We see that this forms a right triangle, and in this case, with an angle of #60^o#, we have a special #30^o-60^o-90^o# right triangle. This means we can calculate exact values for each component without using a calculator. I will not include a lesson on the unit circle in this answer, but would be happy to explain in a message if help is needed.

By basic trigonometry, we know that the sine of an angle of a right triangle is found by the ratio of the length of the opposite side to the length of the hypotenuse. In this case, the opposite side is #vecF_y# and the hypothenuse is #vecF#.

#sin(theta)=(vecF_y)/(vecF)#

We can rearrange to solve for #vecF_y#:

#vecF_y=vecFsin(theta)#

Similarly, we know that the cosine of the angle is found by the ratio of the length of the adjacent side to the length of the hypotenuse.

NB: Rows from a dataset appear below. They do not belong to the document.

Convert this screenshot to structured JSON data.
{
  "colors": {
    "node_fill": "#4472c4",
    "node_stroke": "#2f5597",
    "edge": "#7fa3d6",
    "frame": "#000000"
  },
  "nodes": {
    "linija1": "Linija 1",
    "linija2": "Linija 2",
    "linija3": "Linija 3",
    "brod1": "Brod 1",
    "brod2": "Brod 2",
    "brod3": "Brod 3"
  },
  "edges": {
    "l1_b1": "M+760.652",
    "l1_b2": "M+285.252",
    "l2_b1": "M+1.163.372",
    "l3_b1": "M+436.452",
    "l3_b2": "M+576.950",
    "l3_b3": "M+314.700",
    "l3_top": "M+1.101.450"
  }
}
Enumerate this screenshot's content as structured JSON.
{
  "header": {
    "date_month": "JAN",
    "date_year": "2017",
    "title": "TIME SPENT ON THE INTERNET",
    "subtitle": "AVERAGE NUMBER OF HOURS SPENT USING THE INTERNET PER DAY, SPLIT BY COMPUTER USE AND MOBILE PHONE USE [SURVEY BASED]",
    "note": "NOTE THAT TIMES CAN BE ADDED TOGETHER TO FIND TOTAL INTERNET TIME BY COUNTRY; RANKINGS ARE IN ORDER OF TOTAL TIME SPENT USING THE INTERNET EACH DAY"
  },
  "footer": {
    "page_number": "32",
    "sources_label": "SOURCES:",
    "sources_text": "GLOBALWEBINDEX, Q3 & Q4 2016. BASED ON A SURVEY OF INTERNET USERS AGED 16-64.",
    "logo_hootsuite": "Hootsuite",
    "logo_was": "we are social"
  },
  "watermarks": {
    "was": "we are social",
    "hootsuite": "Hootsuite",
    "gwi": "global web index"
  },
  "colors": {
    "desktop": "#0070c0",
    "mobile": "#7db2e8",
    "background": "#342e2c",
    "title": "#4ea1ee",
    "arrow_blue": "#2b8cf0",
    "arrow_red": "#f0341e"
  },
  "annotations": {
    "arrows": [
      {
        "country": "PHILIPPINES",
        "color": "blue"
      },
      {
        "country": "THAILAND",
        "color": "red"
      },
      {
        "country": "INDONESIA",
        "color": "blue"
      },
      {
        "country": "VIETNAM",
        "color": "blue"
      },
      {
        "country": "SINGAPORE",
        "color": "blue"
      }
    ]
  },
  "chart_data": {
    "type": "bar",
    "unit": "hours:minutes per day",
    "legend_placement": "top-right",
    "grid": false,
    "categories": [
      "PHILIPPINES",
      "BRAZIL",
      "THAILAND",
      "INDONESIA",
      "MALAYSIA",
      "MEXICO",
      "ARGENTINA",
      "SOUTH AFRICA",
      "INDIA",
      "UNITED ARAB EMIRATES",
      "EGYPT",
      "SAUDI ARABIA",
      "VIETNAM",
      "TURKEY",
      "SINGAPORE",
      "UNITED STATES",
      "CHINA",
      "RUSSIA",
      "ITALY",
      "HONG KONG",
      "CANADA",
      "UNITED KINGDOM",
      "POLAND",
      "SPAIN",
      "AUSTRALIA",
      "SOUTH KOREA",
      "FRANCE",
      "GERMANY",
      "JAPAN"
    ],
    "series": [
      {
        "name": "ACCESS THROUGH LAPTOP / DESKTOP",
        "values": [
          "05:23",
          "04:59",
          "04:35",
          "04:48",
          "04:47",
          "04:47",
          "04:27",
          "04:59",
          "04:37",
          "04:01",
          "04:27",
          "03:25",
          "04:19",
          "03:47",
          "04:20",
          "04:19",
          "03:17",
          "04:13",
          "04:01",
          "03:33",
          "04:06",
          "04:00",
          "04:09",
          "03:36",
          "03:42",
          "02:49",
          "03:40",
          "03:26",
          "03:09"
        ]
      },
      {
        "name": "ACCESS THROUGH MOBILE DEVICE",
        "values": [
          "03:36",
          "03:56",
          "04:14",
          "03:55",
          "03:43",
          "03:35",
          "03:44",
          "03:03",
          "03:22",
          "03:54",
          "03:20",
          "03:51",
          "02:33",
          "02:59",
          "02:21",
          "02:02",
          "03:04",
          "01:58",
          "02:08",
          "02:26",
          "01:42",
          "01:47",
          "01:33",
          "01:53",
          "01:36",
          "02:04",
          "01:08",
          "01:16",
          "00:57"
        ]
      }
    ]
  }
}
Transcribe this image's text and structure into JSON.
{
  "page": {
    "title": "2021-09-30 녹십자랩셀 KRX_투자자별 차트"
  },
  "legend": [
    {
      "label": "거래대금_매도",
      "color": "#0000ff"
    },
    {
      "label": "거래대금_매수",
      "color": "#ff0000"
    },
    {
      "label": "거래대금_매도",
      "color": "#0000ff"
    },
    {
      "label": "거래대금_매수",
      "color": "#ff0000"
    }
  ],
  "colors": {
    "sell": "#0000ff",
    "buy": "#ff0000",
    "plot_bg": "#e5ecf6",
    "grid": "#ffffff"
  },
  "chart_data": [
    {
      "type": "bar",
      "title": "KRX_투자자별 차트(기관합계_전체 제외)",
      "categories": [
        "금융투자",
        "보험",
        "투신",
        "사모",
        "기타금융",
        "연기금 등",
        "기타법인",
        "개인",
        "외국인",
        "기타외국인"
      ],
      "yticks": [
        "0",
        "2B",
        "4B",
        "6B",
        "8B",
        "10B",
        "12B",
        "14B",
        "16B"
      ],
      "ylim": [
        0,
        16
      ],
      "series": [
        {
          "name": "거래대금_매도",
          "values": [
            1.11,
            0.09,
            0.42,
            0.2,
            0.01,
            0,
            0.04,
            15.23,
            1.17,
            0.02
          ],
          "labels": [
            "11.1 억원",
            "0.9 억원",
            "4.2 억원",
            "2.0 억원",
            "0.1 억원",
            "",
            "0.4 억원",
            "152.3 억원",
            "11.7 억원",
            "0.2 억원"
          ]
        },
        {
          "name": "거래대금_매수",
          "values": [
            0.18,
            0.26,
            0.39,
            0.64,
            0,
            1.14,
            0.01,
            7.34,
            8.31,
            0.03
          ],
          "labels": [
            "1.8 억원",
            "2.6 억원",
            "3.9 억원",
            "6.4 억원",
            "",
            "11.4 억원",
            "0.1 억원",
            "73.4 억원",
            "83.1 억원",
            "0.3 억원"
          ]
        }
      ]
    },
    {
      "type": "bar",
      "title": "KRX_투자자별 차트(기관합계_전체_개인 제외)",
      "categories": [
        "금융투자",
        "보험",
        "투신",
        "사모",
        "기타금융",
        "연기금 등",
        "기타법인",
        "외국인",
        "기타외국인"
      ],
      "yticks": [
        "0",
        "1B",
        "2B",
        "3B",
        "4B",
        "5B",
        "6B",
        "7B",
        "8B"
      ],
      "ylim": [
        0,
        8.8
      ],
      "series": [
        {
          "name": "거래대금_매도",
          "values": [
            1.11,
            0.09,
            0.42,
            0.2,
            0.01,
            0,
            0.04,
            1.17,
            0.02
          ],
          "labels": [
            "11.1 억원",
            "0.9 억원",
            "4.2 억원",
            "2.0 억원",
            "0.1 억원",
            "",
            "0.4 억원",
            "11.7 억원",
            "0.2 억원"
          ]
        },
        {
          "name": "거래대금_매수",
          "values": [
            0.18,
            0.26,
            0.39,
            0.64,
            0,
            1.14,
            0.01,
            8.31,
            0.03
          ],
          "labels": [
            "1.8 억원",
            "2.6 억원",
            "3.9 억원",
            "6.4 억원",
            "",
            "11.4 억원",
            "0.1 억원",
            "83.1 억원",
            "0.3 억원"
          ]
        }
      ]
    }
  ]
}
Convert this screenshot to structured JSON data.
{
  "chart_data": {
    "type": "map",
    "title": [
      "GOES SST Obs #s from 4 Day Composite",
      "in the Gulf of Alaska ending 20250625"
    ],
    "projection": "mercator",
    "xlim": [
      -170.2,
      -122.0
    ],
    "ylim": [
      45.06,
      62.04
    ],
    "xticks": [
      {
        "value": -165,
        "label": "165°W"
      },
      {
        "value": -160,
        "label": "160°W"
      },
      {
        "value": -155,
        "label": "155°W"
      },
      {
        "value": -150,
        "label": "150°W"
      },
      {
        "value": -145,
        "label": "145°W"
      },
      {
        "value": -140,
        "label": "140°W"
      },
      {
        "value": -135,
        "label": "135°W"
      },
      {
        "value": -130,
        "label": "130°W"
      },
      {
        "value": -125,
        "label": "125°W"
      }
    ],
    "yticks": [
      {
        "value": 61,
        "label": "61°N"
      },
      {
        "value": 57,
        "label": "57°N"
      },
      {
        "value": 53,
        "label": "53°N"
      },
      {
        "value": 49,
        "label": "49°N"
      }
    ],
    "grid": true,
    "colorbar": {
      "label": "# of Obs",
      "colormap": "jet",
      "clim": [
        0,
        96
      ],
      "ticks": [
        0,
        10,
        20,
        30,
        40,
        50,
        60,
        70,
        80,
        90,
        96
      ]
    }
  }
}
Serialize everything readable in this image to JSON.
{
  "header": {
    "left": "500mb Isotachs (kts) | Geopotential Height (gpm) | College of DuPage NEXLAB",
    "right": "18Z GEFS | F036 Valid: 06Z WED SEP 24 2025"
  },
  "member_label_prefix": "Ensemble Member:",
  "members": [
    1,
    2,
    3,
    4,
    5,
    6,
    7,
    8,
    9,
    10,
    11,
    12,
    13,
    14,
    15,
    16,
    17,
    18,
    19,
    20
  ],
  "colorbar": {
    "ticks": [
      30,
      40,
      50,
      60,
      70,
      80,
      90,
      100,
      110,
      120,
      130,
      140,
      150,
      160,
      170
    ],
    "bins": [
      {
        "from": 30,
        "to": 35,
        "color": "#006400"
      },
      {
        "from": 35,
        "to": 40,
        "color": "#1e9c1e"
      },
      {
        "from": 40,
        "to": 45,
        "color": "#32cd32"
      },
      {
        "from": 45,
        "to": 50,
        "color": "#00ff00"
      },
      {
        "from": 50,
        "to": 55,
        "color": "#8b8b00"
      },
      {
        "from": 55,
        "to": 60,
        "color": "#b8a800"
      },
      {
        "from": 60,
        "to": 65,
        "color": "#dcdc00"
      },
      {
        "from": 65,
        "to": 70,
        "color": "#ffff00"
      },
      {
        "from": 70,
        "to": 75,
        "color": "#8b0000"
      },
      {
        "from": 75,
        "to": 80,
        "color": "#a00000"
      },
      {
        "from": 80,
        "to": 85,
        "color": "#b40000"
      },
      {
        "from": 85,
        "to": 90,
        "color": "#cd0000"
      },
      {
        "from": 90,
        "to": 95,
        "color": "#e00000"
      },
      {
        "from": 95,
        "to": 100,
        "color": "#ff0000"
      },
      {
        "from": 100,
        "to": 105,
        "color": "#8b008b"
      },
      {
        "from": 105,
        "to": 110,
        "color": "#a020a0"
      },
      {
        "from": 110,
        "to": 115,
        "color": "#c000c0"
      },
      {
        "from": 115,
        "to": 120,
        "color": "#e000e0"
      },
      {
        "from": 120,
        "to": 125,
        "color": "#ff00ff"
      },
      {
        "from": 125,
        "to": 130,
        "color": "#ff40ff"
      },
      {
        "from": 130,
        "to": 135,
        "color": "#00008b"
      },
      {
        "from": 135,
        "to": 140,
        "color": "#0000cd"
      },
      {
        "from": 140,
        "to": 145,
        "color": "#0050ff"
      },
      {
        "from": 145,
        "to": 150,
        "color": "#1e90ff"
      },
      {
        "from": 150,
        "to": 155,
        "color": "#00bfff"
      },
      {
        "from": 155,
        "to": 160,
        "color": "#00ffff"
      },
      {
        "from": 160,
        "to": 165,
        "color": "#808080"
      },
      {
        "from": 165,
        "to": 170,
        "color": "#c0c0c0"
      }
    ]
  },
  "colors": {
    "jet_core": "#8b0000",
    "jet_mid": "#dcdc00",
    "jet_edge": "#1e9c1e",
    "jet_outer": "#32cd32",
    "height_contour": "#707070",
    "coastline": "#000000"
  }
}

#cos(theta)=(vecF_x)/vecF#

We can rearrange to solve for #vecF_x#:

#vecF_x=vecFcos(theta)#

Using our known values, #vecF=200N# and #theta=60^o#, we can calculate the components:

#vecF_y=200*sin(60^o)=100sqrt(3)N# (#~~173N#)

#vecF_x=200*cos(60^o)=100N#

You can also check your answer using the Pythagorean theorem:

#(vecF_x)^2+(vecF_y)^2=(vecF)^2#

#sqrt((vecF_x)^2+(vecF_y)^2)=vecF#

#sqrt((100)^2+(100sqrt(3))^2)=200#

#sqrt(40000)=200#

#200=200#